District to begin land acquisition for 3 new schools

PALMER — Over the course of the next year, the borough plans to pick out and purchase land for three new schools.

“It’s staff’s goal to be able to complete our process for acquisition on these sites sometime within this next calendar year,” Eileen Probasco, the borough’s chief of planning, said at a joint meeting of the assembly and school board this past week.

Those three sites are at the top of the district’s list for school buildings. One would be a permanent home for the Mat-Su Day School, which is currently housed mostly in portable classrooms. Another is a replacement for Iditarod Elementary, whose current building the district has deemed inadequate. Third is a new junior-senior high school.

Probasco said the borough anticipates the junior-senior high school will be built somewhere in the Knik-Goose Bay area, but there is an ongoing effort to gather more information and see if that is, indeed, the right place to put it.

Toward that, the school district brought in a consultant to track population trends, economic data, road construction and anything that will help the borough understand where its growth spots are and provide a clearer picture of where things here are headed.

Most assembly and school board members who spoke about the new data expressed excitement.

“Under this method, the school site committee, I could see, would fit into an overall plan and not be an independent entity just out there acquisitioning property,” said board member Ole Larson. “What happens if we pick the site from this committee and say, ‘yeah that’s what we want, and in reality … it’s not even in the right area, but by god we’ve got the land for it.’”

Schools superintendent Ken Burnley said the district is actually behind schedule when it comes to school construction.

“We literally have 81 portable classrooms with students in them,” he said. “Part of this will be long-range planning for the borough, all of us, how do we want to catch up?”
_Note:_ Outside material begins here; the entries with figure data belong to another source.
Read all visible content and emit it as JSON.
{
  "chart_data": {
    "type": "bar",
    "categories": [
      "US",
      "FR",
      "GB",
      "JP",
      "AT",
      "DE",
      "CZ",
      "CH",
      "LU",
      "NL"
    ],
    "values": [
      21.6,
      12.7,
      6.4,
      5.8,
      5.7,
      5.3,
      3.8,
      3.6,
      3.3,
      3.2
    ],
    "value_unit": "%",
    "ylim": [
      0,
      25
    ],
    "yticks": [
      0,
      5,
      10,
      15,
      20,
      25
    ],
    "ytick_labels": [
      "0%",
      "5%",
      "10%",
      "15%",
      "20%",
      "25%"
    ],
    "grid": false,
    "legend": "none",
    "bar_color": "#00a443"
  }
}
Assemblyman Mark Ewing had a lot to say about two of those schools. First, he brought up overcrowding at Wasilla High School, which moved into a discussion of how many WHS students are there because they received what’s called a “boundary exemption” to allow them to attend a school other than the one to which they are assigned.
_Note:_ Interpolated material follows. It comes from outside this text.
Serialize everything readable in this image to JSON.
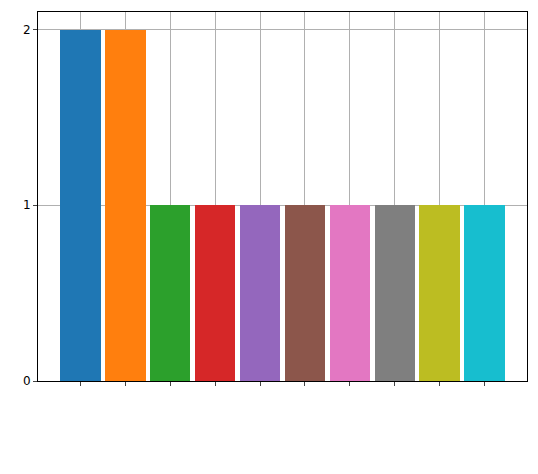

“I know that the school district is working on making some of the schools more attractive to students, and certainly I think that’s a key,” Assemblywoman Cindy Bettine said. She said the district might be able to delay construction for a couple of years if students were required to attend the schools to which they are assigned.
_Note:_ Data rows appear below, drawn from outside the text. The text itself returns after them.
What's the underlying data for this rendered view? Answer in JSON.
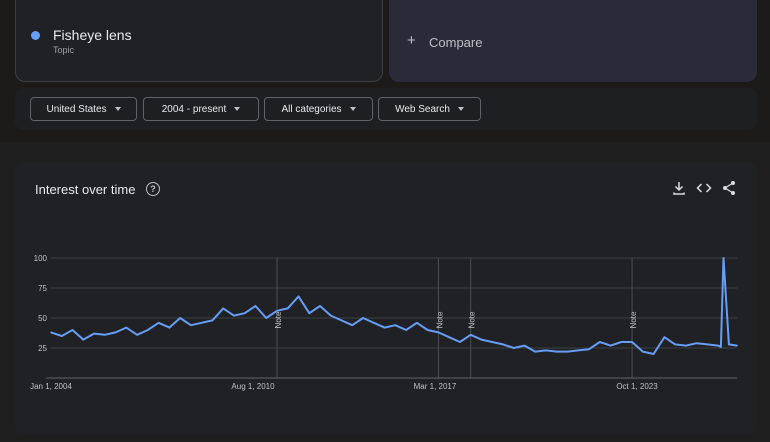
{
  "term": {
    "name": "Fisheye lens",
    "type": "Topic",
    "color": "#669df6"
  },
  "compare": {
    "plus": "+",
    "label": "Compare"
  },
  "filters": [
    {
      "label": "United States"
    },
    {
      "label": "2004 - present"
    },
    {
      "label": "All categories"
    },
    {
      "label": "Web Search"
    }
  ],
  "panel": {
    "title": "Interest over time",
    "help_icon": "help-circle-icon",
    "tools": [
      "download-icon",
      "embed-code-icon",
      "share-icon"
    ]
  },
  "chart_data": {
    "type": "line",
    "title": "Interest over time",
    "x_start": "2004-01",
    "x_end": "2025-04",
    "x_ticks": [
      "Jan 1, 2004",
      "Aug 1, 2010",
      "Mar 1, 2017",
      "Oct 1, 2023"
    ],
    "y_ticks": [
      25,
      50,
      75,
      100
    ],
    "ylim": [
      0,
      100
    ],
    "grid": true,
    "notes": [
      {
        "date": "2011-01",
        "label": "Note"
      },
      {
        "date": "2016-01",
        "label": "Note"
      },
      {
        "date": "2017-01",
        "label": "Note"
      },
      {
        "date": "2022-01",
        "label": "Note"
      }
    ],
    "series": [
      {
        "color": "#669df6",
        "x": [
          "2004-01",
          "2004-05",
          "2004-09",
          "2005-01",
          "2005-05",
          "2005-09",
          "2006-01",
          "2006-05",
          "2006-09",
          "2007-01",
          "2007-05",
          "2007-09",
          "2008-01",
          "2008-05",
          "2008-09",
          "2009-01",
          "2009-05",
          "2009-09",
          "2010-01",
          "2010-05",
          "2010-09",
          "2011-01",
          "2011-05",
          "2011-09",
          "2012-01",
          "2012-05",
          "2012-09",
          "2013-01",
          "2013-05",
          "2013-09",
          "2014-01",
          "2014-05",
          "2014-09",
          "2015-01",
          "2015-05",
          "2015-09",
          "2016-01",
          "2016-05",
          "2016-09",
          "2017-01",
          "2017-05",
          "2017-09",
          "2018-01",
          "2018-05",
          "2018-09",
          "2019-01",
          "2019-05",
          "2019-09",
          "2020-01",
          "2020-05",
          "2020-09",
          "2021-01",
          "2021-05",
          "2021-09",
          "2022-01",
          "2022-05",
          "2022-09",
          "2023-01",
          "2023-05",
          "2023-09",
          "2024-01",
          "2024-05",
          "2024-09",
          "2024-10",
          "2024-11",
          "2025-01",
          "2025-04"
        ],
        "values": [
          38,
          35,
          40,
          32,
          37,
          36,
          38,
          42,
          36,
          40,
          46,
          42,
          50,
          44,
          46,
          48,
          58,
          52,
          54,
          60,
          50,
          56,
          58,
          68,
          54,
          60,
          52,
          48,
          44,
          50,
          46,
          42,
          44,
          40,
          46,
          40,
          38,
          34,
          30,
          36,
          32,
          30,
          28,
          25,
          27,
          22,
          23,
          22,
          22,
          23,
          24,
          30,
          27,
          30,
          30,
          22,
          20,
          34,
          28,
          27,
          29,
          28,
          27,
          26,
          100,
          28,
          27
        ]
      }
    ]
  }
}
Burnley said that in his experience managing transitions in other districts, boundary exemptions are a major factor. Parents affected by boundary changes when new schools come online or the district redraws the lines tend not to look favorably on other parents who have been exempted from the rules.

“It has to be a very tight process or else everything doesn’t work,” Burnley said.

As for Iditarod Elementary, Ewing had concerns there, too.

“Wasilla has always had an elementary school in downtown,” Ewing said. “We want to keep that type of community intact.”

School board member Sarah Welton said that in her eight years on the school board, Iditarod has been a problem the whole time.

“From the time I got on the school board I got complaints that the school was falling apart,” she said. “It would cost more to refurbish Iditarod than to build a new school. There are some things if we get money from the state; the 70-30, there’s issues with turning it into another school.”

She also noted that from the start the school site selection committee had been tasked with coming up with a replacement site within city limits. Bettine, a member of that committee, noted there are costs associated with that; land downtown is pricier than it would be on the outskirts.

With two Wasilla schools in the discussion, it probably wasn’t surprising that Wasilla Mayor Verne Rupright appeared at the meeting asking to be on the school site selection committee. That committee is made up of school board members and one at-large member. There doesn’t really seem to be a spot for Rupright, but at least one assembly member said she hoped there would be a way to make room.

“I’m excited that he’s excited about it,” Lynn Gattis said.